Today at 11am during ballet class, we stopped as a horn blared for a full 2 minutes where we stood still in silence. Some classmates left the room to stand outside. Those inside looked down reflectively and respectfully. Some were overcome with emotion. How can one not be?

The horn stopped and we slowly ebbed back into the flow of class. Back into the flow of life.

Saturday, January 2, 2010

Floating in a Dream-like State

I don't even know what this is.

I'm just going.

It is amazing how the heart can change. So quickly, so simply, so inexplicably. At a mere 23 years old, I can hardly claim wisdom but I do know that I've learned a lot in the past 2 years, perhaps more new information in the last 2 years than in the previous 20. I have no idea as to why this is. It seems as if I have been living through most of my life in a dreamlike state. As if I were just floating through the day to day.

All my memories of those times are a blur. Life didn't seem to become clear until sometime after turning 21. I know I moved to London. The beginnings were strange. At some point things became clearer and I began to understand myself a little better, but remained mostly uncertain.

Upon turning 22, things became blurry again. I don't even remember much of my last few months in London. I only remember how I felt, but not so much what happened or with whom.

I returned to Los Angeles feeling utterly annihilated. I remember eating a lot, watching TV, reading, and eating some more. Nothing spectacular.

I moved to Israel and turned 23. And now everything is so bitterly clear to me. And by bitter, I mean harsh, uncensored, and painfully obvious.

Through discussions, novels, and self reflection, I've come to numerous revelations about myself, my situation, my immediate surroundings, and the world in which I live.

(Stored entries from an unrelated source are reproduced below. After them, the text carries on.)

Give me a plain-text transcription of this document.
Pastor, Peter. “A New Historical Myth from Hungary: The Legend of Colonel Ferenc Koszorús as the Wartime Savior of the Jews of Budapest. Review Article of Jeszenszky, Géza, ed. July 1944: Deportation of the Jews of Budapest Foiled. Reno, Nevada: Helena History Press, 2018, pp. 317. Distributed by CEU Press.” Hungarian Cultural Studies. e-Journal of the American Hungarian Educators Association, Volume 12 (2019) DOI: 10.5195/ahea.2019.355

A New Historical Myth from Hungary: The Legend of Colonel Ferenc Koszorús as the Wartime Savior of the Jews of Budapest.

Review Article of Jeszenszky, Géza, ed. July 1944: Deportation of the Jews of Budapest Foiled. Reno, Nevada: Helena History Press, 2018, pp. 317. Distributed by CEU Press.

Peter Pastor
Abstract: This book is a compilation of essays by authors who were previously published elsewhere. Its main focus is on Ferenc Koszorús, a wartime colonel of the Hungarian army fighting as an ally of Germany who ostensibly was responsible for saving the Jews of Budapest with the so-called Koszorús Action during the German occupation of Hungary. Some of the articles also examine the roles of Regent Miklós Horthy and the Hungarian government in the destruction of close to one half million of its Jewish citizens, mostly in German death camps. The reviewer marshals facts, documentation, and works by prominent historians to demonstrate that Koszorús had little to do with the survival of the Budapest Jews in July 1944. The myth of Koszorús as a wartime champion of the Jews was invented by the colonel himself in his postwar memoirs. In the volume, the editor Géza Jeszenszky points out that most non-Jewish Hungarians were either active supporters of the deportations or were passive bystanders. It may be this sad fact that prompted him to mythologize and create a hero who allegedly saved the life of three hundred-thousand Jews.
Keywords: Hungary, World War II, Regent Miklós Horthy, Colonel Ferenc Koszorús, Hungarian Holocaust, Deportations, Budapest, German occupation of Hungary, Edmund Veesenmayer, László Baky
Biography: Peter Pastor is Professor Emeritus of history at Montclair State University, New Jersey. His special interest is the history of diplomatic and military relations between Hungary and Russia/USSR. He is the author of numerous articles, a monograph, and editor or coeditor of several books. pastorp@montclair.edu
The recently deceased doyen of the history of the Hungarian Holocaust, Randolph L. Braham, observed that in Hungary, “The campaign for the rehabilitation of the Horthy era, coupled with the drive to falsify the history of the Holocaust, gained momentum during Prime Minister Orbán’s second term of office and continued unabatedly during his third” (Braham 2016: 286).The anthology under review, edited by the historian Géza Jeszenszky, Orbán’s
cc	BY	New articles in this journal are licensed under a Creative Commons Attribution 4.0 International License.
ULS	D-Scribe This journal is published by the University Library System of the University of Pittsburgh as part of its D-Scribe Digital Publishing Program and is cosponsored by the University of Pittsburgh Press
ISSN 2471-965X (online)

It's actually slightly unbearable.

I've learned that nothing is permanent. No one is permanent. Everything and everyone comes and goes. I've realized that I don't miss the things or people I thought I couldn't live without. It's as if it never mattered to me. I know that which I most desire at this point will only change in a matter of time and I will have completely changed my mind. I cannot remain the same for too long. Or perhaps I have remained the same all along...

No. I am not the same person I was 2 years ago, or even 2 months ago. Would I even recognize myself now?